Other labs are already looking into malaria. Last year, researchers from Florida Atlantic University and Schmidt College of Medicine created a placentaon- a-chip device modelling nutrient exchange between parent and embryo, in a malaria-infected environment. Cells were cultured on either side of a barrier – one foetal and one maternal – and researchers observed how infected blood flowed through it. They found that the blood added resistance to the barrier, making it harder for nutrients to pass through.

Testing new therapies

As well as modelling disease states, microfluidic channels can be used to test how various therapies impact the placenta. One way to do this is by deploying nanotherapies – nanoparticles that trigger the immune system into making antibodies – and seeing how they affect target cells on a chip model. Labouta is working on a device that models how nanotherapies used to treat breast cancer in pregnant women affect the placenta. Here, the challenge is to create an environment that resembles angiogenic circulation, she says. This is the process of new blood vessels forming, and it can be brought on by cancerous tumours that need the blood supply to grow. Cancer cells are formed in a 3D structure in one part of the device and then exposed to another channel that mimics angiogenic circulation. Once the nanoparticles are inserted, researchers can observe how they fare once they encounter these conditions. “Because variables inside the body, including flow conditions, can change the properties of the nanoparticles, it’s a question of both whether and in what state they reach the cancer,” Labouta explains. “We would be interested in how those nanoparticles behave, or, what are the identities of those nanoparticles [when] they reach a breast cancer cell?”

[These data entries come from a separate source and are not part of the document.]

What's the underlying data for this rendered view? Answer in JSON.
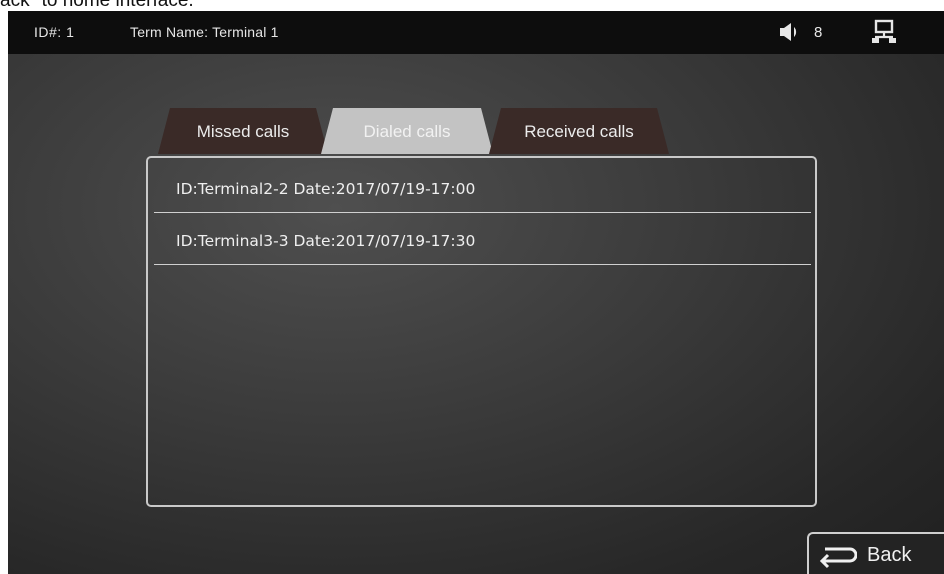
{
  "caption": "ack\" to home interface.",
  "statusbar": {
    "id_text": "ID#: 1",
    "term_text": "Term Name: Terminal 1",
    "volume_icon": "speaker-icon",
    "volume_level": "8",
    "network_icon": "network-icon"
  },
  "tabs": [
    {
      "label": "Missed calls",
      "selected": false
    },
    {
      "label": "Dialed calls",
      "selected": true
    },
    {
      "label": "Received calls",
      "selected": false
    }
  ],
  "calls": [
    {
      "text": "ID:Terminal2-2  Date:2017/07/19-17:00"
    },
    {
      "text": "ID:Terminal3-3  Date:2017/07/19-17:30"
    }
  ],
  "back_button": {
    "label": "Back",
    "icon": "return-arrow-icon"
  },
  "colors": {
    "status_bar": "#0d0d0d",
    "tab_normal": "#3a2a27",
    "tab_selected": "#c3c3c3",
    "panel_border": "#c9c9c9"
  }
}
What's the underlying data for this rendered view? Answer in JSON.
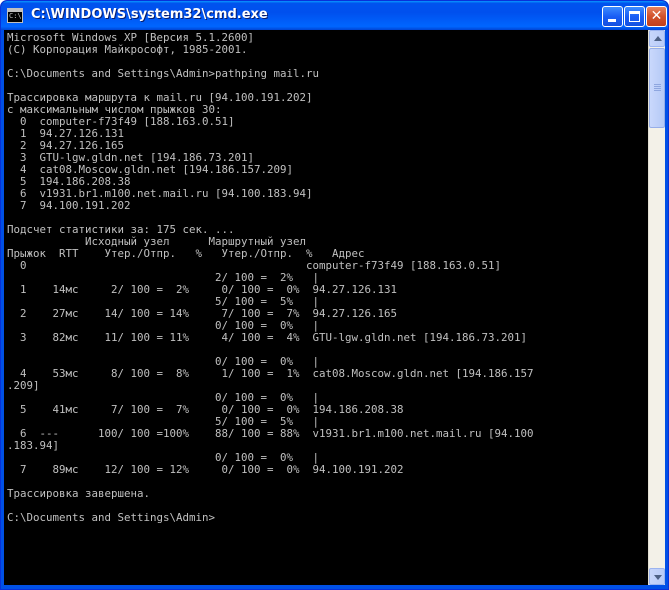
{
  "window": {
    "title": "C:\\WINDOWS\\system32\\cmd.exe",
    "app_icon_glyph": "C:\\",
    "close_glyph": "✕",
    "colors": {
      "titlebar": "#0050ee",
      "console_bg": "#000000",
      "console_text": "#c0c0c0",
      "close_button": "#d2512a"
    },
    "icons": {
      "app": "cmd-icon",
      "minimize": "minimize-icon",
      "maximize": "maximize-icon",
      "close": "close-icon",
      "scroll_up": "arrow-up-icon",
      "scroll_down": "arrow-down-icon"
    }
  },
  "console": {
    "lines": [
      "Microsoft Windows XP [Версия 5.1.2600]",
      "(С) Корпорация Майкрософт, 1985-2001.",
      "",
      "C:\\Documents and Settings\\Admin>pathping mail.ru",
      "",
      "Трассировка маршрута к mail.ru [94.100.191.202]",
      "с максимальным числом прыжков 30:",
      "  0  computer-f73f49 [188.163.0.51]",
      "  1  94.27.126.131",
      "  2  94.27.126.165",
      "  3  GTU-lgw.gldn.net [194.186.73.201]",
      "  4  cat08.Moscow.gldn.net [194.186.157.209]",
      "  5  194.186.208.38",
      "  6  v1931.br1.m100.net.mail.ru [94.100.183.94]",
      "  7  94.100.191.202",
      "",
      "Подсчет статистики за: 175 сек. ...",
      "            Исходный узел      Маршрутный узел",
      "Прыжок  RTT    Утер./Отпр.   %   Утер./Отпр.  %   Адрес",
      "  0                                           computer-f73f49 [188.163.0.51]",
      "                                2/ 100 =  2%   |",
      "  1    14мс     2/ 100 =  2%     0/ 100 =  0%  94.27.126.131",
      "                                5/ 100 =  5%   |",
      "  2    27мс    14/ 100 = 14%     7/ 100 =  7%  94.27.126.165",
      "                                0/ 100 =  0%   |",
      "  3    82мс    11/ 100 = 11%     4/ 100 =  4%  GTU-lgw.gldn.net [194.186.73.201]",
      "",
      "                                0/ 100 =  0%   |",
      "  4    53мс     8/ 100 =  8%     1/ 100 =  1%  cat08.Moscow.gldn.net [194.186.157",
      ".209]",
      "                                0/ 100 =  0%   |",
      "  5    41мс     7/ 100 =  7%     0/ 100 =  0%  194.186.208.38",
      "                                5/ 100 =  5%   |",
      "  6  ---      100/ 100 =100%    88/ 100 = 88%  v1931.br1.m100.net.mail.ru [94.100",
      ".183.94]",
      "                                0/ 100 =  0%   |",
      "  7    89мс    12/ 100 = 12%     0/ 100 =  0%  94.100.191.202",
      "",
      "Трассировка завершена.",
      "",
      "C:\\Documents and Settings\\Admin>"
    ]
  },
  "scrollbar": {
    "scroll_position": 0.0
  }
}
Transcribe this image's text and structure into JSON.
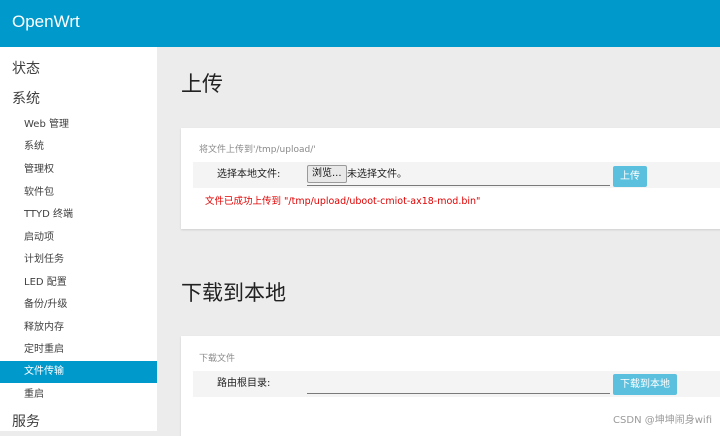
{
  "header": {
    "brand": "OpenWrt"
  },
  "sidebar": {
    "top_items": [
      "状态",
      "系统",
      "服务"
    ],
    "sub_items": [
      {
        "label": "Web 管理",
        "active": false
      },
      {
        "label": "系统",
        "active": false
      },
      {
        "label": "管理权",
        "active": false
      },
      {
        "label": "软件包",
        "active": false
      },
      {
        "label": "TTYD 终端",
        "active": false
      },
      {
        "label": "启动项",
        "active": false
      },
      {
        "label": "计划任务",
        "active": false
      },
      {
        "label": "LED 配置",
        "active": false
      },
      {
        "label": "备份/升级",
        "active": false
      },
      {
        "label": "释放内存",
        "active": false
      },
      {
        "label": "定时重启",
        "active": false
      },
      {
        "label": "文件传输",
        "active": true
      },
      {
        "label": "重启",
        "active": false
      }
    ]
  },
  "upload": {
    "title": "上传",
    "hint": "将文件上传到'/tmp/upload/'",
    "field_label": "选择本地文件:",
    "browse_label": "浏览...",
    "file_status": "未选择文件。",
    "button_label": "上传",
    "success_message": "文件已成功上传到 \"/tmp/upload/uboot-cmiot-ax18-mod.bin\""
  },
  "download": {
    "title": "下载到本地",
    "hint": "下载文件",
    "field_label": "路由根目录:",
    "path_value": "",
    "button_label": "下载到本地"
  },
  "watermark": "CSDN @坤坤闹身wifi",
  "colors": {
    "brand_blue": "#0099cc",
    "button_blue": "#5bc0de",
    "error_red": "#e00000"
  }
}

Microfluidics can also be used to synthesise the nanoparticles themselves, due to the precise level of control over the conditions within a system they allow. “For example, you could control the shape and stability of a nanoparticle much more finely. Could insights from research like this eventually inform drug development? Potentially, but there’s still a way to go,” says Labouta. “I think we’re still at the very beginning. I think we’re not even close to translation in this case.”

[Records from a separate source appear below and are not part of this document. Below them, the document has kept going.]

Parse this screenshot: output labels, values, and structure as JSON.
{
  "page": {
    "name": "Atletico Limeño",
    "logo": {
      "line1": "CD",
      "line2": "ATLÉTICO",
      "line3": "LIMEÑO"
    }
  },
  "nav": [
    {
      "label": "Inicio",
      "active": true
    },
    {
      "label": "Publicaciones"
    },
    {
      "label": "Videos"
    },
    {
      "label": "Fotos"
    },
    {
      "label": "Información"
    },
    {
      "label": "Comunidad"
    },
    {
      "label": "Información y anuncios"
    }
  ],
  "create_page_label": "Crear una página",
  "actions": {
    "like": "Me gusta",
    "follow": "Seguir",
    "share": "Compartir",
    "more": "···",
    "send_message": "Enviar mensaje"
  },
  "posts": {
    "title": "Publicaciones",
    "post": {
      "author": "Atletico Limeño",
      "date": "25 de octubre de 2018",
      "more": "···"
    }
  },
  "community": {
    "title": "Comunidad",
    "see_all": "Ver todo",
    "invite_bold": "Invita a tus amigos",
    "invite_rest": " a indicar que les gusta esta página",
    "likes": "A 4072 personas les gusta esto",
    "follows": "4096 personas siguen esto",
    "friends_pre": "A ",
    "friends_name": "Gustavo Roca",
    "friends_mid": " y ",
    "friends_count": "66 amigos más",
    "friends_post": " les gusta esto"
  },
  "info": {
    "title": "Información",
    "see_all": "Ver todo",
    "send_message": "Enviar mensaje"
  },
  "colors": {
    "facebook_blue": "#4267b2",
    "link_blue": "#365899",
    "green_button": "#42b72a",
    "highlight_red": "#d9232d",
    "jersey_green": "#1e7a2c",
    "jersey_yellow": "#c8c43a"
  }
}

For Haase, creating more models using cultures from different human donors could help us better understand the variability in how disease affects pregnant women. “That will provide further insight into, for example, how antibodies might be used.”

A new route to market

Placenta-on-a-chip devices promise a more robust and reproducible way of studying human biology than what we’re doing now. “That’s probably why so many pharmaceutical companies are interested in them,” notes Haase. They can maintain cell culture for longer than explant methods and could be a more effective replacement for animal models – something Labouta says many in the field are working towards. “A few years ago, we were thinking that it would be a dream for microfluidic systems to substitute animal models of testing. It’s still a big challenge to achieve,” Labouta says.

The FDA appears to be of the same mind. In a landmark move, the agency recently removed the requirement for new drugs to pass animal trials before being approved. While it may take years to fully transition from animal tests to using chips, Labouta is optimistic that we’re heading in the right direction. “We would need less animal experiments, and also I could be submitting grant proposals without proposing animal experiments,” she says. “I hope that in five years, I will be convincing [funders] that placentation in animals is very different than in humans.”

A conceptual design of the 3D placenta-on-achip developed in the Haase lab.